One of the things that takes a while to grasp when you learn Japanese is how to spot equivalents in the various fonts. Japanese has different typefaces just like Western languages do, and they're even grouped into families the same way. You've probably read English long enough that you don't think about it anymore, but imagine being a Japanese kid and being presented with

a
a
a
a
g
g
g
g

and being told that all the characters on any given line were supposed to be the same thing. You would think you were losing your mind.

The first font you learn to read in your Japanese class is the one in your textbook, which is going to be unfairly legible. It's usually a printed minchou 『明朝』style, which is the equivalent of a serif font in Latin alphabets. The name comes from Ming-chou, as in Ming Dynasty, the period during which they nicked it from China. (The characters mean "light" and "morning", which goes to show you what the Ming Dynasty thought of itself.) It typically has little triangular ticks at the ends of the lines, which are meant to echo the ink trails left by a brush being lifted gently from the page at the end of a stroke; I have never run into the English term serif used in this context, but I'm not sure if the term I know (『うろこ』, uroko or "fish scales") is official or not.

Occasionally you'll find a textbook or a set of flash cards that uses a Gothic font. As in English typography, it's nothing to do with scary castles and vampires, but describes a family of print styles with equal line weights used both horizontally and vertically, and no serifs hanging off the ends of things. (Interestingly, fonts don't have faces in Japanese. The character used to tag them, 体, is a marker/descriptor for bodies, as in 死体, shitai, a corpse.)
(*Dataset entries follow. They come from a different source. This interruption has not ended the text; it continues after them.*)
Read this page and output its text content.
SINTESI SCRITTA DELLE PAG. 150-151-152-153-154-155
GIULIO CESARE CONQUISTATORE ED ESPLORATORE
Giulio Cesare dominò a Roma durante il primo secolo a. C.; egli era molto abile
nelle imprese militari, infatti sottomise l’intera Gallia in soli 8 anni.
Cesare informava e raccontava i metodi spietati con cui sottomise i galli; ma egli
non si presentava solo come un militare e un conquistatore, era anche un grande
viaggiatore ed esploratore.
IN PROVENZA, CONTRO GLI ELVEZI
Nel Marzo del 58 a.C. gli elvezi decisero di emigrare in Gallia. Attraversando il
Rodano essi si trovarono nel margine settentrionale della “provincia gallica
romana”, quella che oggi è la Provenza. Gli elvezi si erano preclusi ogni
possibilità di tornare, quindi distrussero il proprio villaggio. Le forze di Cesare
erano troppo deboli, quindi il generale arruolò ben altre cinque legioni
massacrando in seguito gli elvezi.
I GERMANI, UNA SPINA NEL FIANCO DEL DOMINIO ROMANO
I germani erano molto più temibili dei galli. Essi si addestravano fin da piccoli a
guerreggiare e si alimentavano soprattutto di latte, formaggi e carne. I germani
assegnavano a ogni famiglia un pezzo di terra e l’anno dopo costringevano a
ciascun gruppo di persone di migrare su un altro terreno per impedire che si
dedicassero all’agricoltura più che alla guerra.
The second style you learn to read is the one your teacher uses to scrawl on the board. This will vary depending on whether your teacher is an actual Japanese person or not. See, they teach handwriting in Japanese schools, but they don't generally teach it to foreign students -- I get the feeling the Japanese think it's a lost cause. The tell you what order to make the lines in, because Tradition Says So, but the object isn't to teach you proper writing technique so much as it's an effort to make you draw tiny pictures that other Japanese speakers can maybe someday decipher. Native Japanese handwriting, translated into Latin letters, is the exact polar opposite of Cyrillic cursive: pointy chicken scratch.

I'm told that my kanji are readable but foreign-looking. Mog, on the other hand, has been told that hers are terribly authentic, probably because her handwriting in English should automatically qualify her to be either a doctor or a serial killer, depending on her mood.

Once you start attempting to read things in real life, all bets are off. Some of it was fine for me, some was not. I've impressed several people by being able to identify characters on wall hangings done in sousho hand (草書, the fluid, slithery brush style you see used in calligraphy) but the ultra-cheerful fucking felt-tip bubble font used in a lot of graphic design flummoxed me for ages. Edomoji in general are kind of caterwampus but since the drag marks follow the order of the brush strokes they're not all that bad, whereas I have all but given up on the stylized kakuji hand used for official stamps. It's your name, dammit, you're really just going to have to read it to me.

Video games are a special case, usually in an unpleasant sense. For quite a while, the only times you ever saw kanji were on title screens and splash pages, because the available resolution was simply not high enough to display complicated characters in dialogue boxes instead of unreadable blots. (Unreadable blots have historically been a problem in Japanese. There is a special typographical character that specifically means 'either the typesetter can't read this character or the word processor doesn't know how to print it, so we're all just going to have to guess blindly at what's meant to be here'.) The text in early games was written out entirely in kana. The Zelda games used all katakana, as most computer displays did at the time, but that tends to be read as the equivalent of SHOUTING IN ALL CAPS and annoys people, so more text-heavy games like Final Fantasy opted for an all-hiragana character set instead. The oldest stuff I have knocking around that uses kanji as per standard book Japanese is from the Playstation era, although probably there are some for the SNES/Genesis/TG-16 that use a limited set of characters that would be legible on screen.

The DS screen is rather small and all its Ruby markup is in katakana, either out of laziness or necessity. For various reasons this makes it easier to distinguish シ and ツ (or ン and ソ, for that matter, although that's generally more obvious from context), but I just about need a magnifying glass to make out whether there are dakuten/handakuten involved.